Notre besoin de lire est impossible à rassasier

Notre besoin de lire est impossible à rassasier. C'est vrai, ce texte pourrait porter sur la rentrée littéraire. Il porte plutôt sur des sorties anciennes qui prouvent que la littérature populaire et la littérature sophistiquée peuvent faire bon ménage.

Comme dans ces nouvelles pour dames de Somerset Maugham ("Somerset Maugham", A. Souchon)

Notre besoin de lire est impossible à rassasier.
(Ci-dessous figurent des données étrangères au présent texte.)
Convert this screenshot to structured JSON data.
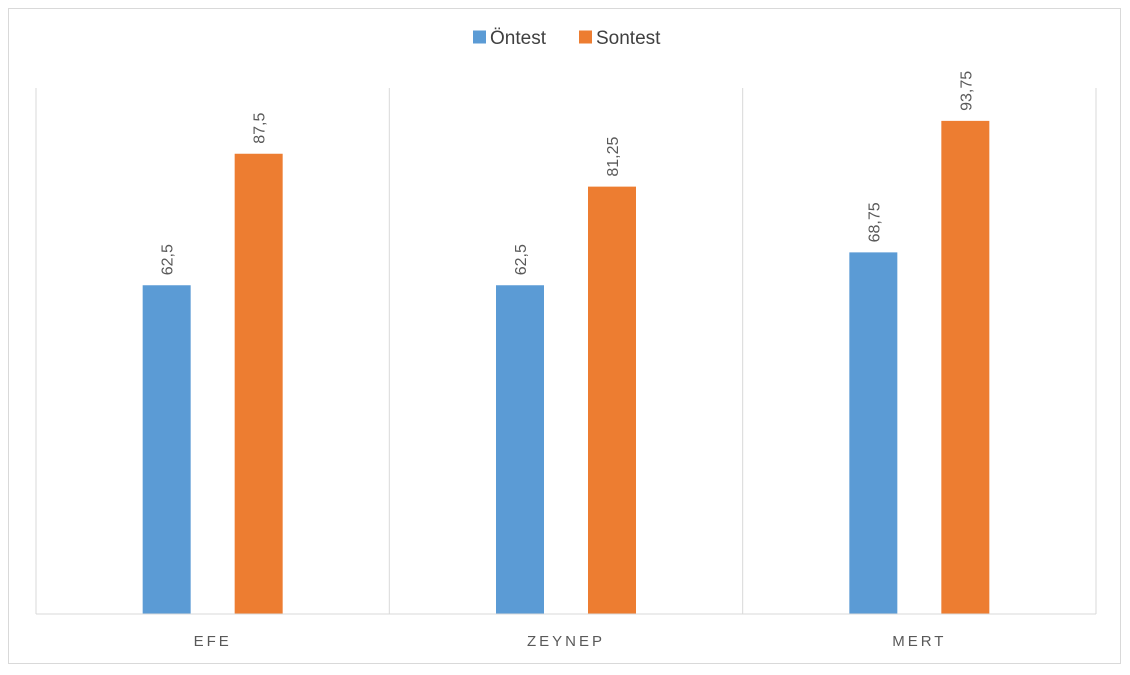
{
  "chart_data": {
    "type": "bar",
    "categories": [
      "EFE",
      "ZEYNEP",
      "MERT"
    ],
    "series": [
      {
        "name": "Öntest",
        "color": "#5b9bd5",
        "values": [
          62.5,
          62.5,
          68.75
        ],
        "labels": [
          "62,5",
          "62,5",
          "68,75"
        ]
      },
      {
        "name": "Sontest",
        "color": "#ed7d31",
        "values": [
          87.5,
          81.25,
          93.75
        ],
        "labels": [
          "87,5",
          "81,25",
          "93,75"
        ]
      }
    ],
    "title": "",
    "xlabel": "",
    "ylabel": "",
    "ylim": [
      0,
      100
    ],
    "legend_position": "top",
    "gridlines": "vertical category separators",
    "y_axis_visible": false
  }
}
C'est vrai, ce texte pourrait porter sur la rentrée littéraire. Il porte plutôt sur des sorties anciennes qui prouvent que la littérature populaire et la littérature sophistiquée peuvent faire bon ménage.

La littérature est partout. Elle ne regarde pas au support.

La série télé Poldark cartonne depuis 2015. 43 épisodes, déjà.
La série a commencé sur la BBC, elle est désormais binge watchable (euh, visionnable boulimiquement ?) sur Netflix.
En France, le bouquin dont s’inspire la série est paru en 1972-1974 dans la collection Nous Deux. Oui, Nous Deux. Le roman d’amour d’hier. Le prof de gym était si beauPrisonniers de leur amourDemain sera plus beau…Et puis Poldark !
Depuis le succès de la série, quelques tomes sont ressortis aux éditions L’Archipel. Le bac des romans Harlequin prend une nouvelle consistance.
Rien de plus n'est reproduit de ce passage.